Air France (AF, Paris CDG) has offered an agreement to unions to cut 149 jobs among its ground staff working in the carrier’s short-haul network at Paris Orly and at provincial airports such as Marseilles and Strasbourg Enzheim, union sources have told the Europe 1 radio station and Agence France-Presse news agency.

The flag carrier has suggested conducting the layoffs through a collective settlement agreement (rupture conventionnelle collective - RCC), which aims at facilitating voluntary departures and dissociating staff from any employment safeguard plans.

According the the sources, the airline is continuing its transformation plan, initiated by Air France-KLM CEO Ben Smith in summer 2020, which provides for the elimination of 7,580 jobs by the end of 2022, including 6,560 at the main airline and 1,020 at HOP! (France) (A5, Paris CDG).

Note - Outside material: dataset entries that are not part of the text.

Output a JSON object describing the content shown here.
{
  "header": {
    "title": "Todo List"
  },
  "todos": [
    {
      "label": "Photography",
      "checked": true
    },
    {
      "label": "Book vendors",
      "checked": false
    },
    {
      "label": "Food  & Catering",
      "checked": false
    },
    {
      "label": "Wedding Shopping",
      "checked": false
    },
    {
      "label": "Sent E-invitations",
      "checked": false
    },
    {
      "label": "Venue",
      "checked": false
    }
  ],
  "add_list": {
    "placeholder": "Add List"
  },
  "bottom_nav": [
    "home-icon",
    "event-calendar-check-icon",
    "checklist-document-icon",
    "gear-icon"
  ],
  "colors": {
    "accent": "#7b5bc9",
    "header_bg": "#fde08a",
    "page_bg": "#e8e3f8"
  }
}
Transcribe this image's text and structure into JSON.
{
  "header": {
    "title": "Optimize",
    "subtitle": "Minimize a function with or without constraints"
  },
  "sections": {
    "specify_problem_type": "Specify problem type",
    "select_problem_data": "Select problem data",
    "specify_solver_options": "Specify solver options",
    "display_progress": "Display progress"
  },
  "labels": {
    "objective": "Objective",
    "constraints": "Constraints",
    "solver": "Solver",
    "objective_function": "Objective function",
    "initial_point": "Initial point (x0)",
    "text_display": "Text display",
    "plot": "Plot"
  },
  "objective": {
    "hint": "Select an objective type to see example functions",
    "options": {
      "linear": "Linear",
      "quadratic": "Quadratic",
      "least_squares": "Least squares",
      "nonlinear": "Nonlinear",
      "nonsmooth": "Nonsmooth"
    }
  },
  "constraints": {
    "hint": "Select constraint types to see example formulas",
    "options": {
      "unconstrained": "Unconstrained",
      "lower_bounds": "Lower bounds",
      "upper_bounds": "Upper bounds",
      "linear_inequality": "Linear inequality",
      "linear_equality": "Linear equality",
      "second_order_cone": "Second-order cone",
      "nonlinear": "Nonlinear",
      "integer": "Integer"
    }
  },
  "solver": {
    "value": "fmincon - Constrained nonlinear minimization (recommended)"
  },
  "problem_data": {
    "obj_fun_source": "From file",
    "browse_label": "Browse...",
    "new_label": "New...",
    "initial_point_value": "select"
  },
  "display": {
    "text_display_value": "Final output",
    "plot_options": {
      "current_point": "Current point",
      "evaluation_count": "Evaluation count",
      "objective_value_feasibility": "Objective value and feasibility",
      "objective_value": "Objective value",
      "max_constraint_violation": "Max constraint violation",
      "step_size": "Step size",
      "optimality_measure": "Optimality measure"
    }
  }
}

It was envisaged that the time that more than 3,500 of these jobs would disappear through natural departures due to the average age of its 41,000-strong workforce.

However, 149 is not as many as the nearly 300 ground-staff job cuts that Le Figaro reported Air France was negotiating in late June. The airline had been hoping to finalise negotiations on these latest redundancies by the end of July, the newspaper added.

According to Europe 1’s sources, 97% of Air France’s voluntary departure plan has already been carried out, but an over-staffing of 89 positions was identified among ground employees. The airline prefers an RCC to forced layoffs - such an agreement opens the right to training or business creation for those who leave voluntarily.

A union source said that “the management has planned a forward-looking management of employment with more than 300 overstaffed employees on the short-haul in 2024.”

“Air France confirms that it has entered into negotiations with the organisations representing ground staff,” the airline confirmed while declining to add further details.